Saying that, I should make it clear that I am not talking about Covid, just your common or garden spring head cold with added allergies (tree pollen is going mad at the moment) but it’s the first cold I’ve had since long before the pandemic and I was wholly unprepared, though in a (misguided) generous impulse as I recovered I gave it to my husband.
So I basically spent the last seven days or so slumped on the sofa. The good news was that I didn’t have any headaches so I was able to read…
A few thoughts on the books I finished:
Broken Dolls by James Carol – I am unable to resist a hunter of serial killers and this is the first in the Jefferson Winter series. I enjoyed it enough to buy the sequel, but this is clearly the introduction to a new character and suffered a tiny bit from that, but like I said, intriguing enough for me to want to read more.
Mimic by Daniel Cole – talking about serial killers, Mimic is the latest novel from Cole, who wrote the Ragdoll trilogy which I liked very much (but don’t ask me about the TV adaptation unless you really want a bit of a rant). This is a standalone novel, set initially in 1989 then jumping ahead to 1996. So no mobile phones or any other whizz bang technology, just good old fashioned police work. I liked it.
Her Silhouette, Drawn in Water by Vylar Kaftan – possibly my favourite author name in recent years; I can’t remember on whose recommendation I got this, but it’s a very atmospheric novella set on a prison planet where Bee, a telepath, is being held for crimes she can’t remember. It’s a strange book but was quite moving and beautifully written.
Suspects by David Thomson – better known for his non-fiction work on the history of the movies, this is the first of Thomson’s novels that I’ve read and I found it really intriguing. It’s basically a biographical dictionary of about a hundred (I didn’t count) characters from film noir, giving them backstories and often details of their probable future taking place outside the films in which they appear. I can see that a lot of people wouldn’t like this because there isn’t really an easily discernible narrative but I found it fascinating, though I definitely got more out of the characters whose films I had seen.
- The Cabinet by Un-su Kim – a literary work from South Korea, I’m not sure if it’s a novel or a set of linked short stories but it is definitely interesting and I just need to remember to pick it up…

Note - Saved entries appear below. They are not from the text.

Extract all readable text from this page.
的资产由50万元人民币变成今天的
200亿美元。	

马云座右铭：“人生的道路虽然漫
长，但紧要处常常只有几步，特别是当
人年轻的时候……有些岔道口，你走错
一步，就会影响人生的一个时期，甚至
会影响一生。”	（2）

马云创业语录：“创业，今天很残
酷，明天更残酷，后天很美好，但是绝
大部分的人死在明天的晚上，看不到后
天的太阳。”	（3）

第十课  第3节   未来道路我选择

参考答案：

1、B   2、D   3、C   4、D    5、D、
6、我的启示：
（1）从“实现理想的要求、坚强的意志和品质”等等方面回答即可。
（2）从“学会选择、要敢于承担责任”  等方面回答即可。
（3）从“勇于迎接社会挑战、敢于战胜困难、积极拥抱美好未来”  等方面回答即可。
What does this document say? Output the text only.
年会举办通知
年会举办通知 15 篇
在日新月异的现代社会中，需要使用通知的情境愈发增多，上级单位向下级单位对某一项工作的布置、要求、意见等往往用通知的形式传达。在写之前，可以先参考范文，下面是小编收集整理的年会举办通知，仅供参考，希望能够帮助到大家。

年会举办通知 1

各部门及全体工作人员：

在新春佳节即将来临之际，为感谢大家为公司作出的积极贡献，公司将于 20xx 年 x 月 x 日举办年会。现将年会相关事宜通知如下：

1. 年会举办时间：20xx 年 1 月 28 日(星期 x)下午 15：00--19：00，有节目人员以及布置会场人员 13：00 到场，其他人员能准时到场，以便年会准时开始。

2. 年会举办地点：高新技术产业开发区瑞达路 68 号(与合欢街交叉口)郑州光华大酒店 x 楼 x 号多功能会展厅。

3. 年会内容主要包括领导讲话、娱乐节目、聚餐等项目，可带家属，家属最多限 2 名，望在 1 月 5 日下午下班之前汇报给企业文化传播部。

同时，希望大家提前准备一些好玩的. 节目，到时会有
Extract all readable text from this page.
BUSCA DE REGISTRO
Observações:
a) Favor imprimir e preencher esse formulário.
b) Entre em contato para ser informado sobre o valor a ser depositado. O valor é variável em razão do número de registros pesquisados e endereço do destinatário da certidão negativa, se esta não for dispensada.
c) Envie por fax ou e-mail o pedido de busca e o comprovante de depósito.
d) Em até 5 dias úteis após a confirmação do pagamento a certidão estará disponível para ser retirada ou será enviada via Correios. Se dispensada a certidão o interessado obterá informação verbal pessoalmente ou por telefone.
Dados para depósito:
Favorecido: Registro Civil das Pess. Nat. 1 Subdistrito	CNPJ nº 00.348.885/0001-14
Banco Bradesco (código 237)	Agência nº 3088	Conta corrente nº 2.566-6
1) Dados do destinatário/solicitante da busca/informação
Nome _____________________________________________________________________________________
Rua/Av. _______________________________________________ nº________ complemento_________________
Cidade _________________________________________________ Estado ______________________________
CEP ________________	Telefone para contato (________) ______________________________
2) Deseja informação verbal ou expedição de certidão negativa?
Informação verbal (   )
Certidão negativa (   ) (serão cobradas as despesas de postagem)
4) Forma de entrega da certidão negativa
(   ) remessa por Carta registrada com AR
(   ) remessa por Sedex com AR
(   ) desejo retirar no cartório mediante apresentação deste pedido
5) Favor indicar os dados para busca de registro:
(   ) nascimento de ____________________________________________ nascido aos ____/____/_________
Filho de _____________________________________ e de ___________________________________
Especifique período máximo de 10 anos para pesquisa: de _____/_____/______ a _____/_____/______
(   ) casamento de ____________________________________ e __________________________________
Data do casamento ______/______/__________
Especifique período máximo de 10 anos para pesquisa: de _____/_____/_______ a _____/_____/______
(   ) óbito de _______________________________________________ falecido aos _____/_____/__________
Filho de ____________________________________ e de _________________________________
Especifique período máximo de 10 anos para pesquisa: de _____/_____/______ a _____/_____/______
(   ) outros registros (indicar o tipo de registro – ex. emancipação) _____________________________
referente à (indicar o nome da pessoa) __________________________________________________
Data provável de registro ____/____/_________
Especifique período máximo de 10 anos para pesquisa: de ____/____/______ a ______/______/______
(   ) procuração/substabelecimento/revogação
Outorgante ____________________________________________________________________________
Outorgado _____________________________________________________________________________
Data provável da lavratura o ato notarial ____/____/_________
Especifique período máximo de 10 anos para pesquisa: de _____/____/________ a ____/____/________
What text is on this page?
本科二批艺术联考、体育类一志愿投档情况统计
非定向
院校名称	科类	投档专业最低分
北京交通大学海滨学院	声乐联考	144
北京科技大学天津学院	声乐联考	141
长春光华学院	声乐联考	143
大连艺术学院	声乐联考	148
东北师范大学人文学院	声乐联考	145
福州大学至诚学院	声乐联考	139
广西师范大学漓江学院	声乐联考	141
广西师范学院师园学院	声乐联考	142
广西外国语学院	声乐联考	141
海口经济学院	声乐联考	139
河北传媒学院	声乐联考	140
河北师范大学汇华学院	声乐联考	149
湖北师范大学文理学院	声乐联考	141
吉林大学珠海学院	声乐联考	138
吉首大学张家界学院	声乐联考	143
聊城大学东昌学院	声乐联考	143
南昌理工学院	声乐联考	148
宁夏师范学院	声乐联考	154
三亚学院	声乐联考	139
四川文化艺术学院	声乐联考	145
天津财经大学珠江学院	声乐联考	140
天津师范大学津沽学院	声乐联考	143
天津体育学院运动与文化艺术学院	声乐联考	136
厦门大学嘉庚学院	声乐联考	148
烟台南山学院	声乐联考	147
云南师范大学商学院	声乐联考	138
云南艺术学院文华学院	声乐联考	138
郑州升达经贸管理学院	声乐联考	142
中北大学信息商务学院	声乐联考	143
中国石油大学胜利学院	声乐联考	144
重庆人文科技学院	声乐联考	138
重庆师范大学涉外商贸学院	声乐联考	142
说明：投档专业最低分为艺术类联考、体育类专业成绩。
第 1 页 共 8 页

- Unquiet Spirits by Bonnie MacBird – the second in her Sherlock Holmes series, all about ghosts, murder and of course whisky; I’m struggling with this a bit because I’m just not in a Holmesian mood at the moment, so will probably set it aside and come back to it later….
- Alice Diamond and the Forty Elephants by Brian McDonald – as much about general London lawlessness as it is about this all woman shoplifting syndicate, I’m not quite a fifth of the way in and haven’t yet met Alice….
- The Fall of Paris by Alistair Horne – the Franco-Prussian War, the siege of Paris, the fall of Louis Napoleon and the Commune; if you’re at all interested in French history, especially where it intersects with war then you should definitely read Horne’s work
- Last Days by Adam Nevill – independent filmmaker is hired to make a documentary about a cult focussing less on the disastrous ending of the group and more on the potential supernatural elements; definitely not going to end well and I probably shouldn’t have started reading it at bedtime….
What I’ve been watching:
No films this month(so far), but I really enjoyed working my way through:
- Peaky Blinders S6: the last outing, on TV at least, I had never watched this series before though the Mr B has been encouraging me to do so. The presence of Diana Mitford as a key character got me interested and I was hooked. Will be going back to the very beginning to watch the whole thing
- The Ipcress File: I remember watching the sixties movie starring Michael Caine which in some respects can’t be beaten, though this was a very stylish and well acted version of the story; I hope they adapt the remaining Harry Palmer books
Hope you are all staying safe. How is your April going so far?